NEWS

Clay sentenced to life in Chelsea Bruck’s death

Associated Press

Monroe — A man was sentenced to life in prison Thursday for killing a woman after a 2014 Halloween party in southeast Michigan and stashing her body in the woods.

Daniel Clay apologized in court. A jury in May convicted him of first-degree murder in the beating death of Chelsea Bruck.

“I made a mistake,” Clay told the victim’s mother, Leanndra Bruck, at his sentencing. “I know I caused pain to the family and to the community. I am truly sorry. I am sorry for what I put you through.”

Chelsea Bruck, 22, who was from Maybee, disappeared after attending the party with hundreds of people in Monroe County’s Frenchtown Township. Her body was found six months later.

She was dressed as the comic villain Poison Ivy at the party. DNA on her costume led investigators to Clay in 2016.

Clay had contended the death was accidental and occurred during aggressive sex in his car. But Monroe County Circuit Judge Daniel White said Clay was not believable.
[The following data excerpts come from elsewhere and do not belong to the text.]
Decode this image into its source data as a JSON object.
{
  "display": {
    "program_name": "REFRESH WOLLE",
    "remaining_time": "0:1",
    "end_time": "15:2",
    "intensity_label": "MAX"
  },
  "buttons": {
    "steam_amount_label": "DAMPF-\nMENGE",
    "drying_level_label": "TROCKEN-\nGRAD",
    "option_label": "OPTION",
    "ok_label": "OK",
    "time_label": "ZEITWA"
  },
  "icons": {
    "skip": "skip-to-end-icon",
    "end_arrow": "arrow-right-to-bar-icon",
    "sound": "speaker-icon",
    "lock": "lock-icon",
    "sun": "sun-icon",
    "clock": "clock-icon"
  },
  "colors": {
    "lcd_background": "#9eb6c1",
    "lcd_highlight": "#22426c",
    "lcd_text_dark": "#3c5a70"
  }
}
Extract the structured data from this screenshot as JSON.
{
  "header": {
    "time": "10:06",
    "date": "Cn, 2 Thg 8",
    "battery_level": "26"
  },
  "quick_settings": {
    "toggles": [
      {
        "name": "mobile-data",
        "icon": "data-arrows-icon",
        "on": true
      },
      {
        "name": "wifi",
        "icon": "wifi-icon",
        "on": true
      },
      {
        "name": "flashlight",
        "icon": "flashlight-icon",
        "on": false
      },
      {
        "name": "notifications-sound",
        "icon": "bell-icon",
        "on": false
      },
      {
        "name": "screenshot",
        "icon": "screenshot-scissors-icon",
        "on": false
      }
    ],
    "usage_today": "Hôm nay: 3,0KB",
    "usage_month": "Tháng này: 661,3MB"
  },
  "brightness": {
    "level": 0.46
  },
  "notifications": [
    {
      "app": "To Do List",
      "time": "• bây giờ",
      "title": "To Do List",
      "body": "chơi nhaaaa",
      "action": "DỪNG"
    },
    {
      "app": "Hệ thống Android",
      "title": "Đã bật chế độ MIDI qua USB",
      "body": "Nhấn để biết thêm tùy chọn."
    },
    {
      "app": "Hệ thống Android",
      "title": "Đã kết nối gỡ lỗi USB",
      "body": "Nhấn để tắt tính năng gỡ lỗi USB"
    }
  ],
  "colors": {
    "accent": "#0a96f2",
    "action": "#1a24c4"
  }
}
“You’re a liar, a rapist and a killer,” White told Clay on Thursday.

Leanndra Bruck, who spoke at the sentencing and gave Clay a Bible, said: “Today, with the strength from Jesus Christ, I forgive Daniel Clay. I do not want my Lord to ask why I could not offer forgiveness to Mr. Clay.”
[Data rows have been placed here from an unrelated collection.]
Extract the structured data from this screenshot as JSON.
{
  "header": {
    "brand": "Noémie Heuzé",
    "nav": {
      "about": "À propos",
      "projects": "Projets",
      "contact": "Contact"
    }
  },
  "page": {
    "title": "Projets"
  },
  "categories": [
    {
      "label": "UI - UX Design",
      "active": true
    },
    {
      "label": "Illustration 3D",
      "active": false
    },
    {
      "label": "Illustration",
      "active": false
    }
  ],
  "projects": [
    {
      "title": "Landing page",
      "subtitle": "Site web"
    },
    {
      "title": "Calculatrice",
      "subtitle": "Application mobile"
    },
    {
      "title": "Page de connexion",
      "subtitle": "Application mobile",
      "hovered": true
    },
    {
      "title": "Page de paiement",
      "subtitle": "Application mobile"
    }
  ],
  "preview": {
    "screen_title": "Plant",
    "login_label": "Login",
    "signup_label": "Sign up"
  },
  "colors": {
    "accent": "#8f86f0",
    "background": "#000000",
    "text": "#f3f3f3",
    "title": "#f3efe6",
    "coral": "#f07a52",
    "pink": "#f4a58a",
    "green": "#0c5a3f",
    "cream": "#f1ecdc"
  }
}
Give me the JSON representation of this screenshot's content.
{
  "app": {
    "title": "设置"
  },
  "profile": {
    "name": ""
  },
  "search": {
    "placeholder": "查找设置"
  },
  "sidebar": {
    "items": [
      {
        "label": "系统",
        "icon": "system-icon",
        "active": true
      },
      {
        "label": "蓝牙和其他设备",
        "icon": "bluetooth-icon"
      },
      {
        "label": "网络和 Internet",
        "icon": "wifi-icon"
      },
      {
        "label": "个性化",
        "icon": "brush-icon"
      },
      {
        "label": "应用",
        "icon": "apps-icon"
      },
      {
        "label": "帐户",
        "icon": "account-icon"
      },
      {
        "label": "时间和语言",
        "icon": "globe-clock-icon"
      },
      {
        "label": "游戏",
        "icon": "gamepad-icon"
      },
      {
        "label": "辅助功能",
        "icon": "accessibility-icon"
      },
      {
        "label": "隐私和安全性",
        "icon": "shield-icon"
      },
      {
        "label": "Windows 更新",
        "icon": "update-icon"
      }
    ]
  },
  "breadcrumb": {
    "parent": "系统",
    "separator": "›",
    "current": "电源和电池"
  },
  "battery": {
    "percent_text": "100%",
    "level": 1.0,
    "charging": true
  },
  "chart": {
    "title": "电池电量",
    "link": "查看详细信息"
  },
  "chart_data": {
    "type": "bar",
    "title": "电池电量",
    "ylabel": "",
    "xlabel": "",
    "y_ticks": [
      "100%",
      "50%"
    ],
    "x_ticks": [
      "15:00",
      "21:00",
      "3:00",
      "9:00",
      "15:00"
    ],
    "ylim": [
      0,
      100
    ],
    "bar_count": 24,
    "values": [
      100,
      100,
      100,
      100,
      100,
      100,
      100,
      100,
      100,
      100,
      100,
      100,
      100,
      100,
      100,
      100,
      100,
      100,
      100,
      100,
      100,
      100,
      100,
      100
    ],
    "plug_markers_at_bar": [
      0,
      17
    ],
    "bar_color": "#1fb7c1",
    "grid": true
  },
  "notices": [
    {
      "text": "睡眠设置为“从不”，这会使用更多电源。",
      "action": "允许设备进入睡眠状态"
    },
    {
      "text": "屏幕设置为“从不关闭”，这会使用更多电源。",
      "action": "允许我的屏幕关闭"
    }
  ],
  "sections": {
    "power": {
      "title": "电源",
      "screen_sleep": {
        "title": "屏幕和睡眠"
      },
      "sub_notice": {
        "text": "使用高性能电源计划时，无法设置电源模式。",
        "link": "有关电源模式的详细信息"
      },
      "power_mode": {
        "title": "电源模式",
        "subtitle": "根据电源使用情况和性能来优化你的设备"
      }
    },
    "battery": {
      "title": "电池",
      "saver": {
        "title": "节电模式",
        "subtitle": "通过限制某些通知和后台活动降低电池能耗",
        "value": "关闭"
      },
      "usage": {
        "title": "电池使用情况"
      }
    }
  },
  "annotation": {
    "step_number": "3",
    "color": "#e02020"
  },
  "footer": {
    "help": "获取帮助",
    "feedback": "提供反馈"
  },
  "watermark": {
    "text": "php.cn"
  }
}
At a news conference Thursday, Michael Roehrig, chief assistant prosecutor in the Monroe County Prosecuting Attorney’s Office, said: “Today, 990 days after murdering Chelsea and concealing her body in those woods, I will again agree with one statement the defendant made, he is a monster.”

He said Clay’s sentence to life without parole “brings a small measure of human justice for Chelsea, for her family and for the community.”

Chelsea's mother referred to her faith and the support from the community at the news conference Thursday.

“A very important lesson, from the loss of Chelsea: Don’t leave your friends alone,” she said. “If you go somewhere, anywhere as a group, please leave as that same group. Don’t assume that they’re going to be OK. We still expect her to walk in the back door.”

Bruck said a scholarship in Chelsea’s name will be awarded to a student in the culinary arts program at Macomb Community College because Chelsea had wanted to get a degree in culinary arts.

Detroit News Staff Writer Sarah Rahal contributed to this report.